Desktop and laptop workstations based on the Windows or Mac OS can install a traditional iPrint client to facilitate printing to printers managed by iPrint Appliance, as well as those managed by traditional Novell Open Enterprise Server (OES) iPrint servers.
Printers managed by iPrint Appliance, as well as those managed by traditional OES print servers, can be configured as “Public” or “Secure.” When a traditional iPrint client attempts to send a print job to a “secure” printer, iPrint Appliance (or OES iPrint server) requires the traditional iPrint client to authenticate. This authentication is performed either through a single sign-on experience or manually.
Manual Authentication: Manual authentication is invoked when the single sign-on experience fails. When manual authentication is required, the iPrint client presents a login dialog where users can supply their iPrint credentials (user name and password).
Single Sign-on Experience: The iPrint authentication single sign-on experience is associated with a base client OS authentication into an authentication realm, such as when a Windows client logs in to an Active Directory domain. When the login is successful, Windows passes three data fields (associated with the successful login) to the iPrint client running on the workstation. This includes the authentication realm, the user name, and the password. The iPrint client caches this information in anticipation of using it to facilitate a single sign-on experience when authenticating with iPrint servers (including the OES iPrint server and iPrint Appliance).
When a traditional iPrint client attempts to send a print job to a secure iPrint managed printer, the iPrint server (including the OES iPrint server and iPrint Appliance) sends an authentication challenge back to the iPrint client. This challenge request includes a string that specifies an authentication realm. If the authentication challenge indicates an iPrint authentication realm that matches the realm cached by the iPrint client, the associated (cached) user name and password are used to respond to the iPrint server's authentication challenge.
If the appliance-specified authentication realm does not match the authentication realm cached by the iPrint client, or if the associated user name and password fail the authentication challenge, then the iPrint client reverts to manual authentication.
The iPrint Appliance administrator can set the iPrint authentication realm (string) of the appliance. This authentication realm is sent to traditional iPrint client workstations with authentication challenges.

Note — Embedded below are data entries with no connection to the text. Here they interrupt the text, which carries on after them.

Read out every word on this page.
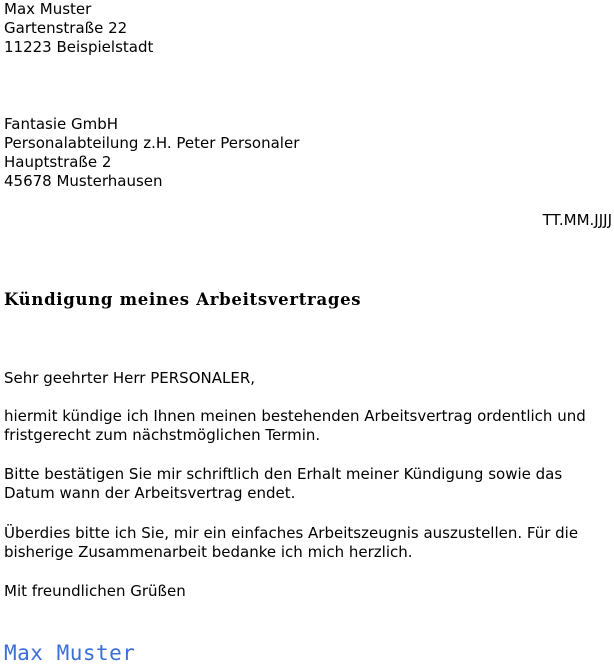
Max Muster
Gartenstraße 22
11223 Beispielstadt
Fantasie GmbH
Personalabteilung z.H. Peter Personaler
Hauptstraße 2
45678 Musterhausen
TT.MM.JJJJ
Kündigung meines Arbeitsvertrages
Sehr geehrter Herr PERSONALER,
hiermit kündige ich Ihnen meinen bestehenden Arbeitsvertrag ordentlich und
fristgerecht zum nächstmöglichen Termin.
Bitte bestätigen Sie mir schriftlich den Erhalt meiner Kündigung sowie das
Datum wann der Arbeitsvertrag endet.
Überdies bitte ich Sie, mir ein einfaches Arbeitszeugnis auszustellen. Für die
bisherige Zusammenarbeit bedanke ich mich herzlich.
Mit freundlichen Grüßen
Max Muster
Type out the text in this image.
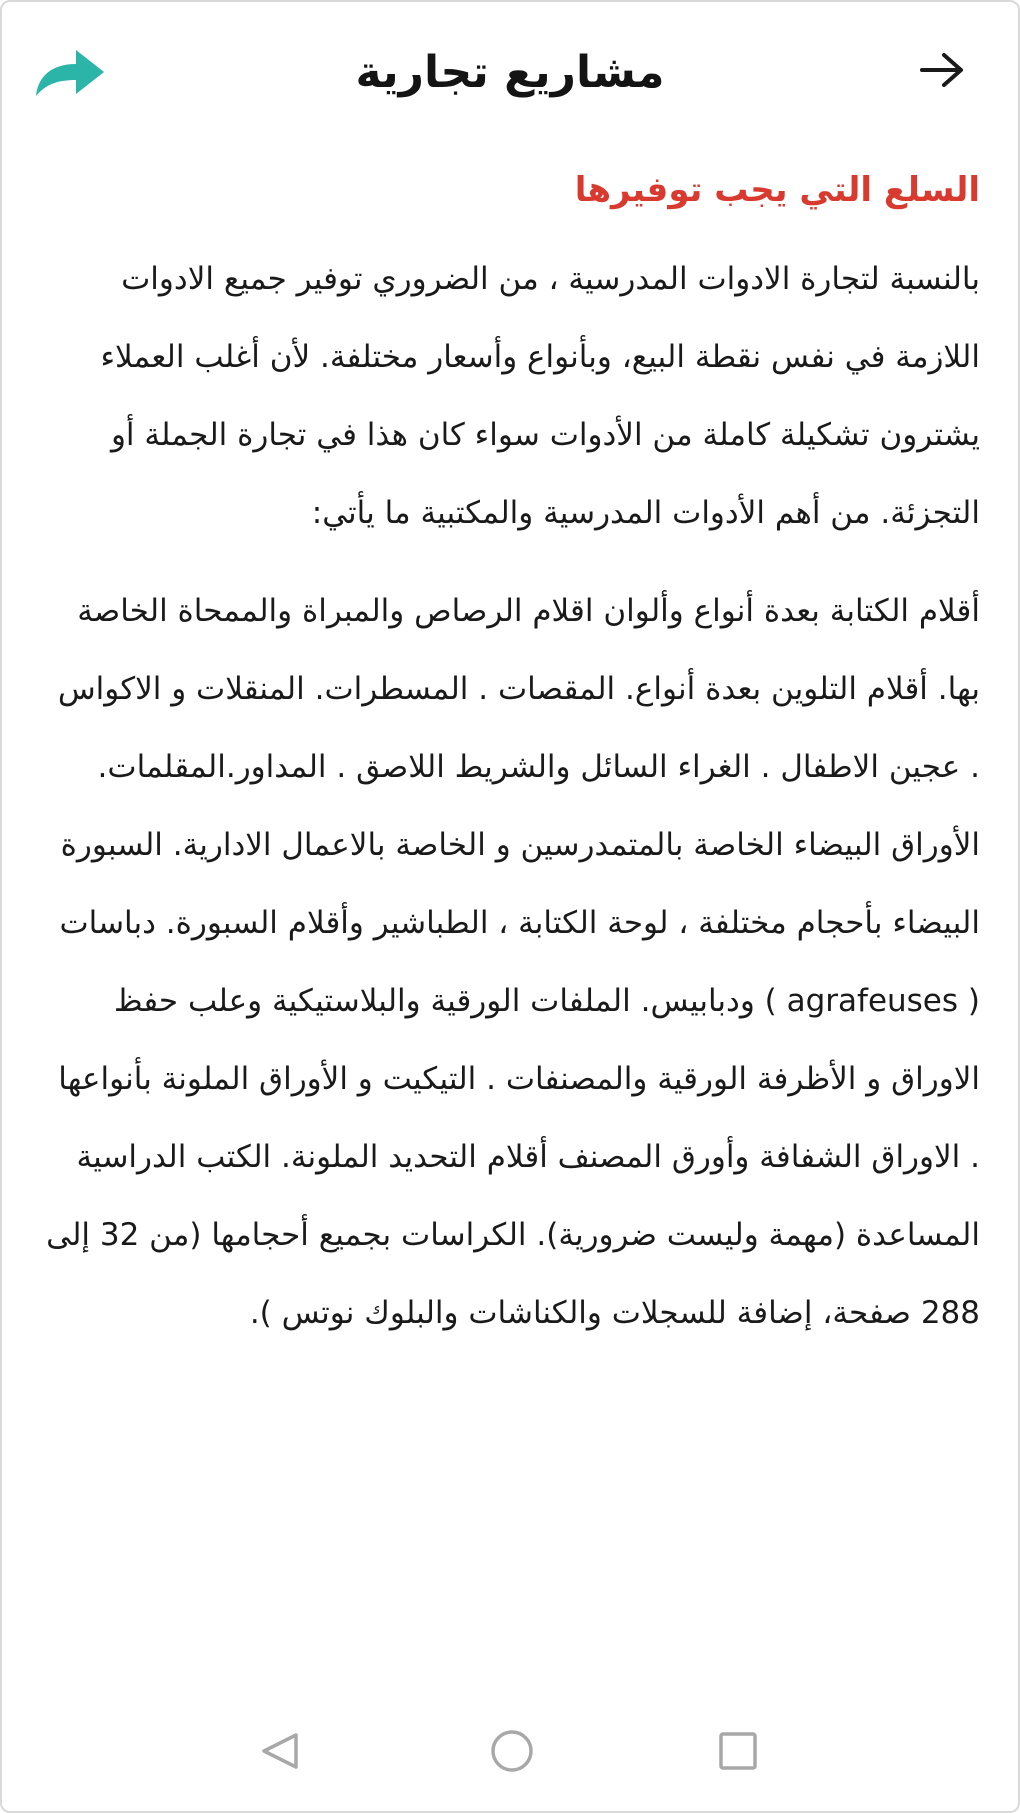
مشاريع تجارية
السلع التي يجب توفيرها

بالنسبة لتجارة الادوات المدرسية ، من الضروري توفير جميع الادوات اللازمة في نفس نقطة البيع، وبأنواع وأسعار مختلفة. لأن أغلب العملاء يشترون تشكيلة كاملة من الأدوات سواء كان هذا في تجارة الجملة أو التجزئة. من أهم الأدوات المدرسية والمكتبية ما يأتي:

أقلام الكتابة بعدة أنواع وألوان اقلام الرصاص والمبراة والممحاة الخاصة بها. أقلام التلوين بعدة أنواع. المقصات . المسطرات. المنقلات و الاكواس . عجين الاطفال . الغراء السائل والشريط اللاصق . المداور.المقلمات. الأوراق البيضاء الخاصة بالمتمدرسين و الخاصة بالاعمال الادارية. السبورة البيضاء بأحجام مختلفة ، لوحة الكتابة ، الطباشير وأقلام السبورة. دباسات ( agrafeuses ) ودبابيس. الملفات الورقية والبلاستيكية وعلب حفظ الاوراق و الأظرفة الورقية والمصنفات . التيكيت و الأوراق الملونة بأنواعها . الاوراق الشفافة وأورق المصنف أقلام التحديد الملونة. الكتب الدراسية المساعدة (مهمة وليست ضرورية). الكراسات بجميع أحجامها (من 32 إلى 288 صفحة، إضافة للسجلات والكناشات والبلوك نوتس ).
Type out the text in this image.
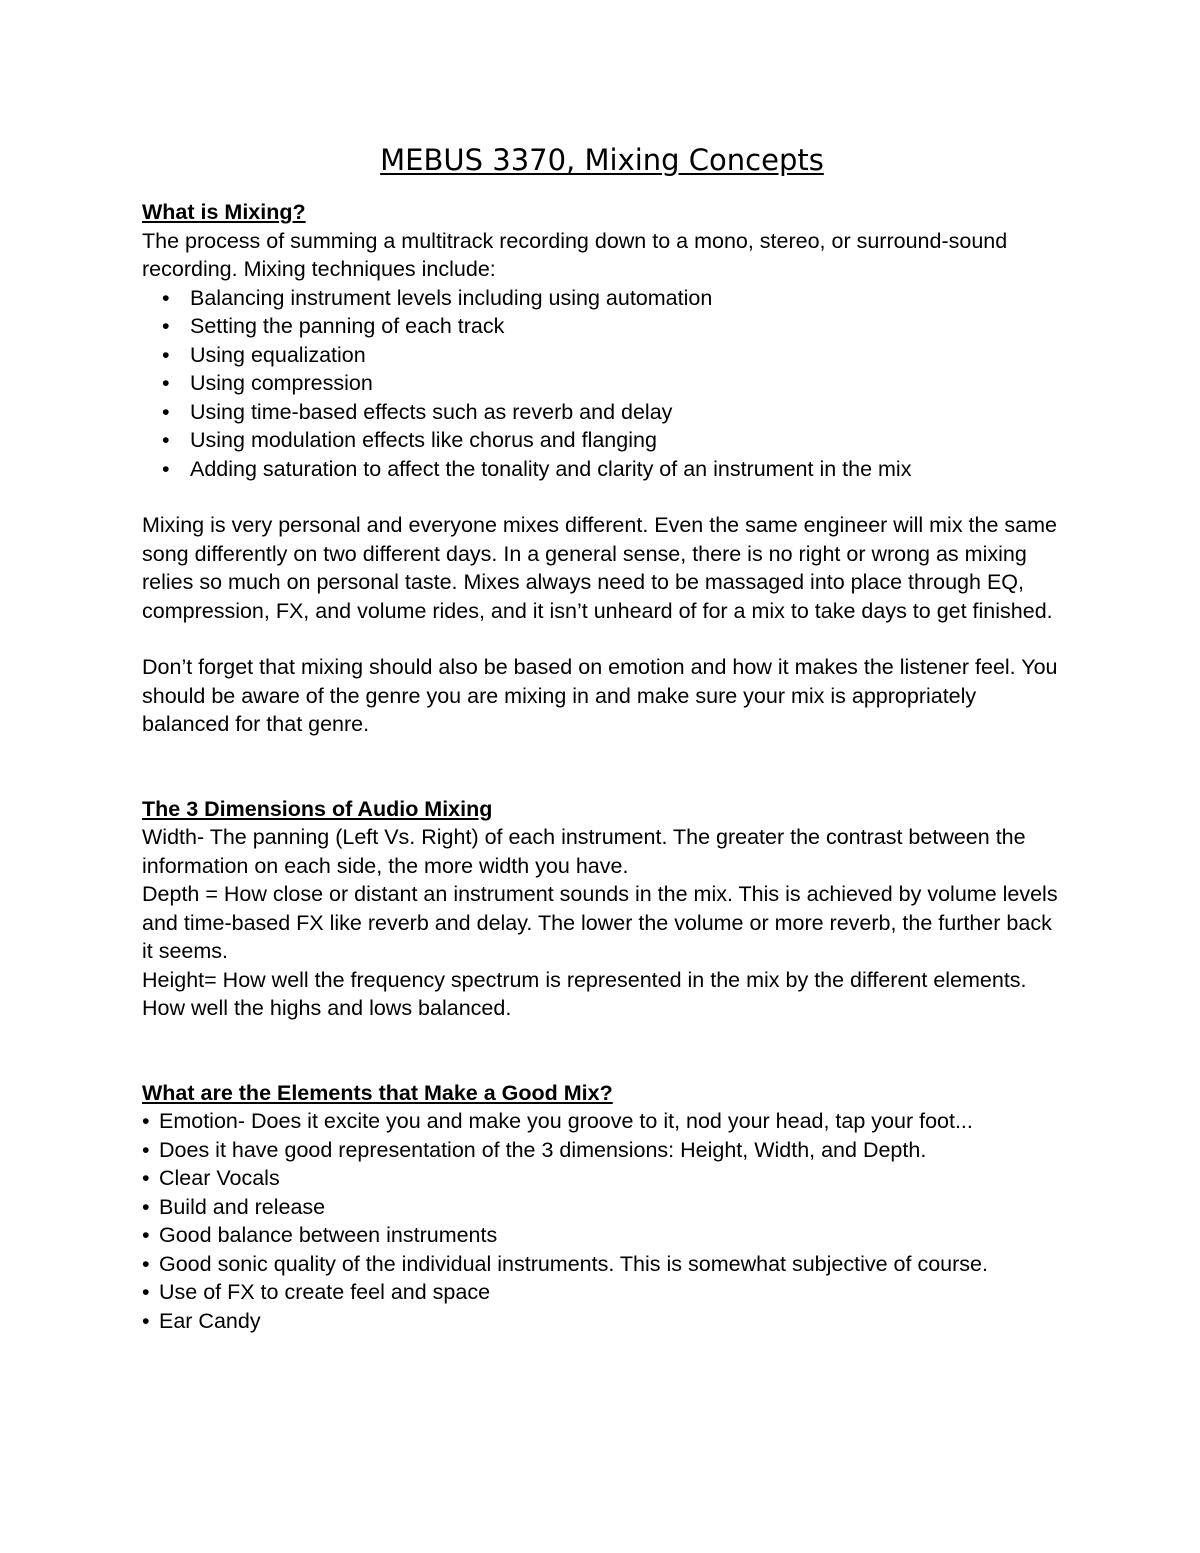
MEBUS 3370, Mixing Concepts

What is Mixing?

The process of summing a multitrack recording down to a mono, stereo, or surround-sound recording. Mixing techniques include:

• Balancing instrument levels including using automation
• Setting the panning of each track
• Using equalization
• Using compression
• Using time-based effects such as reverb and delay
• Using modulation effects like chorus and flanging
• Adding saturation to affect the tonality and clarity of an instrument in the mix

Mixing is very personal and everyone mixes different. Even the same engineer will mix the same song differently on two different days. In a general sense, there is no right or wrong as mixing relies so much on personal taste. Mixes always need to be massaged into place through EQ, compression, FX, and volume rides, and it isn’t unheard of for a mix to take days to get finished.

Don’t forget that mixing should also be based on emotion and how it makes the listener feel. You should be aware of the genre you are mixing in and make sure your mix is appropriately balanced for that genre.

The 3 Dimensions of Audio Mixing

Width- The panning (Left Vs. Right) of each instrument. The greater the contrast between the information on each side, the more width you have.

Depth = How close or distant an instrument sounds in the mix. This is achieved by volume levels and time-based FX like reverb and delay. The lower the volume or more reverb, the further back it seems.

Height= How well the frequency spectrum is represented in the mix by the different elements. How well the highs and lows balanced.

What are the Elements that Make a Good Mix?

• Emotion- Does it excite you and make you groove to it, nod your head, tap your foot...
• Does it have good representation of the 3 dimensions: Height, Width, and Depth.
• Clear Vocals
• Build and release
• Good balance between instruments
• Good sonic quality of the individual instruments. This is somewhat subjective of course.
• Use of FX to create feel and space
• Ear Candy
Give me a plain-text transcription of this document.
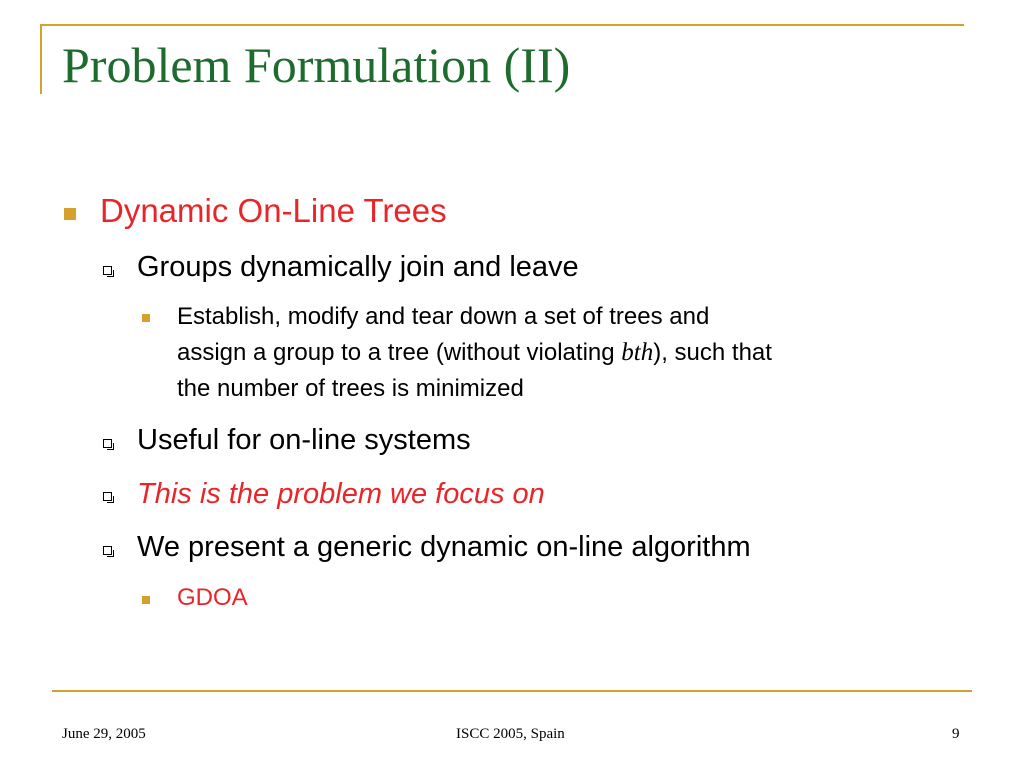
Problem Formulation (II)
Dynamic On-Line Trees
Groups dynamically join and leave
Establish, modify and tear down a set of trees and
assign a group to a tree (without violating bth), such that
the number of trees is minimized
Useful for on-line systems
This is the problem we focus on
We present a generic dynamic on-line algorithm
GDOA
June 29, 2005	ISCC 2005, Spain	9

The iPrint authentication realm field is a string of characters. Traditionally, it is composed of uppercase letters, numbers, underscore, and dash characters. When setting this value on iPrint Appliance, consider the following:
Mobile clients that implement printing with AirPrint, IPP printing (via the mobile client), or email based printing do not require association with an iPrint authentication realm. If the iPrint Appliance only services mobile clients, the value specified for the iPrint authentication realm is irrelevant. In this case, we suggest that the iPrint authentication realm value be set to a short string that is unique to the installation instance, such as a company name, followed by a unique internal instance identifier. For example:
MYCOMPANY_IPRINT_VA_001
For traditional Windows Active Directory or iPrint clients to take advantage of the single sign-on experience, the following conditions must be met:
Clients must be associated with a specific Active Directory realm.
The client’s Active Directory credentials (realm, user name, and password) must match their iPrint Appliance credentials.
The client must have the iPrint Appliance address set as the primary PSM address, using the command iprntcmd -S <iPrintAppliance IP Address>.
In order to support traditional Windows Active Directory (fixed) iPrint clients, the iPrint Appliance administrator should set the iPrint authentication realm field to match the Active Directory realm.
The realm string used by workstations that authenticate using the (OES) Novell Client is the associated eDirectory tree name.
In situations where Novell OES iPrint products have been implemented before installing an iPrint Appliance, an iPrint authentication realm might have already been established for legacy iPrint clients. The iPrint Appliance administrator can use the previously established iPrint authentication realm, and also the same user names and passwords for iPrint Appliance. When configured clients migrate between iPrint environments, the single sign-on experience continues (uninterrupted) in both the OES iPrint environment, and in the iPrint Appliance environment.